Wednesday, July 1, 2015

American Red Cross and the NPR Report: Commentary on NPR program this afternoon

As I was driving this afternoon, I listened intently to the interview you had with Mrs Leslie Schaeffer from the American Red Cross. The reference for such interview was an article published by NPR/Pro-Publica related to Haiti. I re-read the report (Investigation) that NPR/Pro Publica had published on the American Red Cross. It is a report all right, but the credibility of investigative reports is questionable. It does not provide context for the disaster response by the American Red Cross or a timeline that could easily be followed by readers. Nor did it try to understand the international disaster laws, easily accessible in Internet, by which such responses are guided. According to the authors, the thesis statement has to do with the American Red Cross misusing funds in the Haiti response, probably because they lacked the background knowledge or the tempo of the response, and couldn’t explain it to their target audience.

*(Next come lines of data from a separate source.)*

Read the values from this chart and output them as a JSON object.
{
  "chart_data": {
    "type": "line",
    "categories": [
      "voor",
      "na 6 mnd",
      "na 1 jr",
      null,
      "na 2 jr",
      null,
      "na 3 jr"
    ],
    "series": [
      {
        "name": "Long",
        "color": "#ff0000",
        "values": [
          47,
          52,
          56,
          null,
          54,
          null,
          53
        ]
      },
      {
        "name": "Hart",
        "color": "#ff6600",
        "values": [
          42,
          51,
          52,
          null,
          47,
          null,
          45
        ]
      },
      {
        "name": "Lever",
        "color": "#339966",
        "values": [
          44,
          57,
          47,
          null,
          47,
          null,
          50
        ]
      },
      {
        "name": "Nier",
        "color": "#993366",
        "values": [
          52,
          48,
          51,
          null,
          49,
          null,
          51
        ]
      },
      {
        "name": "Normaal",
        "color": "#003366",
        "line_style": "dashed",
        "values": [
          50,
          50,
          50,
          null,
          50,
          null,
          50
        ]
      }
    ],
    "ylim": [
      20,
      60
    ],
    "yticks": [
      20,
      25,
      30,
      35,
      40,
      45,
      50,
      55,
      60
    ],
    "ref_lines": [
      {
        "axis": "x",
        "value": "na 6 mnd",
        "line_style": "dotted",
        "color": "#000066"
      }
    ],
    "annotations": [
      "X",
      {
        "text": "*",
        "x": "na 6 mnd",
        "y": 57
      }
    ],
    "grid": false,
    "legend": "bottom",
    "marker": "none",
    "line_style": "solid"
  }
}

Without discussing the value of the minutia let me reflect on some components that are missing in these reports:

1.     Did the American Red Cross have a pre-disaster agreement with the Haitian Red Cross, or a Haitian government entity to provide bilateral immediate response? The American Red Cross as partner, the International Federation of the Red Cross and Red Crescent, followed the guidance of said organization to plan their response.

2.     Were agreements in place with local banks for transfer of funds or mechanisms for hiring local personnel?

3.     Were the ports open to allow equipment being brought by American Red Cross to the country. Did Haiti exempt American Red Cross from paying entry tariffs? What would happen with that equipment once it was used in Haiti?

4.     When was American Red Cross given clearance to begin on-the-ground assessment? Had all the bodies been recovered and the debris removed from the public thoroughfare?

5.     Were there people either native or Haitian descendant that specialized in disaster response? If not, did the American Red Cross exercise the “Do no harm” imperative waited past the gestation period (a period usually between six month to a year) where assessments are conducted, local people are trained, work plans formulated and evaluation mechanism are in place?

I cannot answer those questions because I was not there, but the reporters, who were there, I am sure cannot answers the questions either.

It is easy to be an spectator that with the passing of time develops compassion fatigue, to develop a warped vision of reality. It is also very difficult for reporters to do in-depth investigative work without having a working knowledge of the science of disaster response, reconstruction, and development.

Paraphrasing Mrs. Schaefer, well said in the program this afternoon, the American Red Cross did what it was supposed to do, continues to do what was planned, and will remain on the ground until all the identified programmatic needs, now using trained local personnel, are no more.